One can almost sympathize, though, because mere plants are so often the first targets of the brickoholics, the people who see empty space wherever there isn’t a building. A stunt building with facings of unused signboards and an automatic gate made of (apparently brand-new) Volvo doors is somehow “green”—but what it replaced was a garden. People who don’t want their gardens shaded out by a high-rise next door are somehow anti-poor NIMBYs. Community gardens are somehow unworthy if all they provide is a place to plant, and if they’re so popular that there’s a waiting list, well, they must be “elitist” and needn’t exist. 

All this happens in an atmosphere of disregard for the real world, where ignorance of our surroundings is accepted as normal. So we have abominations like the word “landfill”—as if the land were empty before we dumped garbage on it!—and the sloppy use of “open space” and “parks” to make golf courses and soccer fields seem equivalent to actual wildlands, to habitat for animals other than us and our rats and roaches and pets.  

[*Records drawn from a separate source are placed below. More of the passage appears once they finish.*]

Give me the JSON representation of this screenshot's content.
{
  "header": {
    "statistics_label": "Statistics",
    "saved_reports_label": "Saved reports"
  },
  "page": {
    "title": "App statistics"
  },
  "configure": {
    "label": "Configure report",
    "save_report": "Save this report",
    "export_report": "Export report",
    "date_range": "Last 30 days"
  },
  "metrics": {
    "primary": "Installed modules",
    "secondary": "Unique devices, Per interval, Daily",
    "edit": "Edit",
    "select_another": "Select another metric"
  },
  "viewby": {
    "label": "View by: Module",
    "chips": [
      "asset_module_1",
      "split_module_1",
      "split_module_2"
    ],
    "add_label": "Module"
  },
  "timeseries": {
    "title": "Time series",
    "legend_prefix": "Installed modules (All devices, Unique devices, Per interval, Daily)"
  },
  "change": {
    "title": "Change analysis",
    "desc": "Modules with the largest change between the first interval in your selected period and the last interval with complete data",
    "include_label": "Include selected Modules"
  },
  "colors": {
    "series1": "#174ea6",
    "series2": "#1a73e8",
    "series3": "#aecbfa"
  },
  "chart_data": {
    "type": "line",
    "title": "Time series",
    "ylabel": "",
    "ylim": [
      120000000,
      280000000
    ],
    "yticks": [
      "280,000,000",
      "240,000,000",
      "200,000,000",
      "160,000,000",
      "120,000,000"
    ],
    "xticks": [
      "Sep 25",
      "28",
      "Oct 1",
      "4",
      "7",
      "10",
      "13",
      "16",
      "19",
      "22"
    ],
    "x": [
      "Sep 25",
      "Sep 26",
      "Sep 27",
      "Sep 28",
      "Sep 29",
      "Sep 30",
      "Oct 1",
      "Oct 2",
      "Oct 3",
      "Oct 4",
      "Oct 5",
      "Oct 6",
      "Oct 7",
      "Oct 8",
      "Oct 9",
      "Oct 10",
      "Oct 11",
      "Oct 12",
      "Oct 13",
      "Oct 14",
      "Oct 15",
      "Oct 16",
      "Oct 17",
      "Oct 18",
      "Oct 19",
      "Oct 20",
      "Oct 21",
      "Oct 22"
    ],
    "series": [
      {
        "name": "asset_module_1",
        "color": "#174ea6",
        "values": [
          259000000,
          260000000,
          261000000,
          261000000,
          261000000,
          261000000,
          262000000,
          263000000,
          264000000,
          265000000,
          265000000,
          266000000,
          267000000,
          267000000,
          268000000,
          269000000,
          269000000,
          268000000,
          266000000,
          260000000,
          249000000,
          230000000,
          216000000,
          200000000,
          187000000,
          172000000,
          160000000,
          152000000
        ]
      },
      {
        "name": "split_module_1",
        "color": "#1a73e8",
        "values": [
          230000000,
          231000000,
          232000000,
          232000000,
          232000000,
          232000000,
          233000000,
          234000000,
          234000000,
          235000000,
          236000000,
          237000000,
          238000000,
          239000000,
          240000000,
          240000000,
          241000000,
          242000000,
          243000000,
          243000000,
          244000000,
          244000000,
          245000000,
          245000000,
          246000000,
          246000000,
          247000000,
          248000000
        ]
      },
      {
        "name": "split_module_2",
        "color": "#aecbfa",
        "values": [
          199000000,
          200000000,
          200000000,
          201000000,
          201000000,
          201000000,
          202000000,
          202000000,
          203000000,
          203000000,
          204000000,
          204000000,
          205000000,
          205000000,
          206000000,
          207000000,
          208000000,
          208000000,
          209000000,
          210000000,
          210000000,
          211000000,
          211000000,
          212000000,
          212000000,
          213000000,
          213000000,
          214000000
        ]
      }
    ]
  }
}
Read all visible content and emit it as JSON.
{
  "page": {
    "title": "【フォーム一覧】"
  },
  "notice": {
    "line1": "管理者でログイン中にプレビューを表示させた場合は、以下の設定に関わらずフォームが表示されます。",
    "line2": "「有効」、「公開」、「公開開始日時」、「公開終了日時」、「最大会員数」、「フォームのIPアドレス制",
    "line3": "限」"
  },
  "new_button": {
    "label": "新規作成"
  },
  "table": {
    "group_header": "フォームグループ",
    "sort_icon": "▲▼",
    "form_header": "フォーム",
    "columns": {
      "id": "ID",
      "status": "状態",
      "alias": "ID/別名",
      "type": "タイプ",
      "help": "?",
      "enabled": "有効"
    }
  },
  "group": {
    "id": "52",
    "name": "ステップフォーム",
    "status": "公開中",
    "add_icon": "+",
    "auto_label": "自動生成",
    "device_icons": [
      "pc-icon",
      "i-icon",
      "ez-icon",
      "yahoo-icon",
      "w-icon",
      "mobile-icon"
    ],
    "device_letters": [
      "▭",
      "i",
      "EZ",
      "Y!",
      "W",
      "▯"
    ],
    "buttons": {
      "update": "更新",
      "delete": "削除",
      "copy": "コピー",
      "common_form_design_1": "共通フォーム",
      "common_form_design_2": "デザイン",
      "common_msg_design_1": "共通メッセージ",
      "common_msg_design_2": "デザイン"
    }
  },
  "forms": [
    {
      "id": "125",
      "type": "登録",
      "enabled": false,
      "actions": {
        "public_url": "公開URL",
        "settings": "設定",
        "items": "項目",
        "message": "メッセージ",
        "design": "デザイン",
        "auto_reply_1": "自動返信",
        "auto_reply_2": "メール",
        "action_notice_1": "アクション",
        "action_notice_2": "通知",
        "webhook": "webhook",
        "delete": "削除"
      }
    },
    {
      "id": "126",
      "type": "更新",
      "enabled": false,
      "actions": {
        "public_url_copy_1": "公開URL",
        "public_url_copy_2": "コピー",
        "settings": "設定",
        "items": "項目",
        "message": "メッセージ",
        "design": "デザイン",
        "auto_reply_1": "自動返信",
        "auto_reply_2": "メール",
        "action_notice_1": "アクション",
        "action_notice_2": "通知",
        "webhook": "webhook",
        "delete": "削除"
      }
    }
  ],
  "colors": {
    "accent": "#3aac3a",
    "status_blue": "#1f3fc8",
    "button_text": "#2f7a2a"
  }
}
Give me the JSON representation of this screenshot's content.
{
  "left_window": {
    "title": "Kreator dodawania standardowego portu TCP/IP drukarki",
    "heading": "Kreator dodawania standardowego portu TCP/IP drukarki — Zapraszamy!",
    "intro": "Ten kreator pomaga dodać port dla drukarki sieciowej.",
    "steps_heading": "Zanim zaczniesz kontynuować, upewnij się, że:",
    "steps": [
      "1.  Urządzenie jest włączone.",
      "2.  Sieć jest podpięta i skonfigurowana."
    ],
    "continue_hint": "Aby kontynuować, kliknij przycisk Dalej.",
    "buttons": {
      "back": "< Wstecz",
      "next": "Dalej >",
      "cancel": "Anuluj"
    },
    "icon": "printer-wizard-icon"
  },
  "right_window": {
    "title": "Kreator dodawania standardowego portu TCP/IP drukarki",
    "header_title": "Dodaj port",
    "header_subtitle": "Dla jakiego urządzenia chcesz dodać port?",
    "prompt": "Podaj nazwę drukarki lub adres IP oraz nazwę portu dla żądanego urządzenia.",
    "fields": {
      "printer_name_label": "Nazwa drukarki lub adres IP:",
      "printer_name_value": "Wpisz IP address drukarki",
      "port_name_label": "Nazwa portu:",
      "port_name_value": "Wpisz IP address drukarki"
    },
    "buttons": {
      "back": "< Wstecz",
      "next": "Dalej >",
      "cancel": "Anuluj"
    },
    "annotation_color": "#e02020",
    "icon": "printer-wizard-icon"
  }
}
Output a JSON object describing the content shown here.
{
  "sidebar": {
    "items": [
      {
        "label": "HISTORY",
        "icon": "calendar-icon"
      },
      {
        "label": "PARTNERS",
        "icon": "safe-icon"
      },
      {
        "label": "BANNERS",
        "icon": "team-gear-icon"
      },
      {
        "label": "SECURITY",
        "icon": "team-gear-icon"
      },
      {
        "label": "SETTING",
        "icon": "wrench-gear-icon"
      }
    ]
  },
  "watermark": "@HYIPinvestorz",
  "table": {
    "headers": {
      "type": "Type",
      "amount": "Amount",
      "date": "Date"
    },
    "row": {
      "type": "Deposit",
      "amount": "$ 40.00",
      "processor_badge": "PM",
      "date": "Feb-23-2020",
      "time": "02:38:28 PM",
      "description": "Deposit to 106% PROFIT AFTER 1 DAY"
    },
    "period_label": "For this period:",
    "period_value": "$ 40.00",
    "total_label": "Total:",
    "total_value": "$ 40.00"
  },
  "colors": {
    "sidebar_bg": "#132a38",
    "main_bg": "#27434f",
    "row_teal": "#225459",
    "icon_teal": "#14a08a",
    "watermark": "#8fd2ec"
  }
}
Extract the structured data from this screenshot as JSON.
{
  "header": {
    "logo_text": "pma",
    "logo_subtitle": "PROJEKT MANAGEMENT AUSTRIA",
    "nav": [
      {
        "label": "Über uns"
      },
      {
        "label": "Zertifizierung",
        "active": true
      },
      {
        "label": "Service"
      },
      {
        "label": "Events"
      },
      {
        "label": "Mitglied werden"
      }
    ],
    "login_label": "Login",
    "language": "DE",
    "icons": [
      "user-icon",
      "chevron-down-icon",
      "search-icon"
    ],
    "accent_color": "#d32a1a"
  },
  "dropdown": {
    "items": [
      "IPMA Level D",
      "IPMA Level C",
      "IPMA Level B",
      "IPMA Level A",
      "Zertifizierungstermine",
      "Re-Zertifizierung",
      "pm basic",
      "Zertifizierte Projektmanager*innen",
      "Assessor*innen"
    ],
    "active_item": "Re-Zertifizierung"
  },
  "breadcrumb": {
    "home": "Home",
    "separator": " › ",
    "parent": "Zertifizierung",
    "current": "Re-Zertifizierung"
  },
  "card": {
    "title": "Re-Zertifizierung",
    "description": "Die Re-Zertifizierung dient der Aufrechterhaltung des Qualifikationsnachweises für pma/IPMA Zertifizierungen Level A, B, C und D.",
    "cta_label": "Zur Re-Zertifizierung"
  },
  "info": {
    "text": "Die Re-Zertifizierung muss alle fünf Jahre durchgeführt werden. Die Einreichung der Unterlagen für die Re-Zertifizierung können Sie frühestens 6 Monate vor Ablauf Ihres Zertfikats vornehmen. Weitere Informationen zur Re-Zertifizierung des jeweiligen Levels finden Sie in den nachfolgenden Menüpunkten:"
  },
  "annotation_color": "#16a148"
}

And we pretend that all green things are interchangeable, like so many chairs, as if a plant were merely an ornament and not home and sustenance for its own unique wild community. We pretend that taking down a tree is of no more import than moving a lamp. Trees aren’t just pretty; they’re the last chance for habitat in a crowded city, where they manage to fit so much acreage into so small a footprint because they’re vertical. We see that in buildings; how can we fail to see it in organisms? 

How much do we fail to see because it’s convenient to remain ignorant? What else do we close our eyes to, so we can destroy it without caring?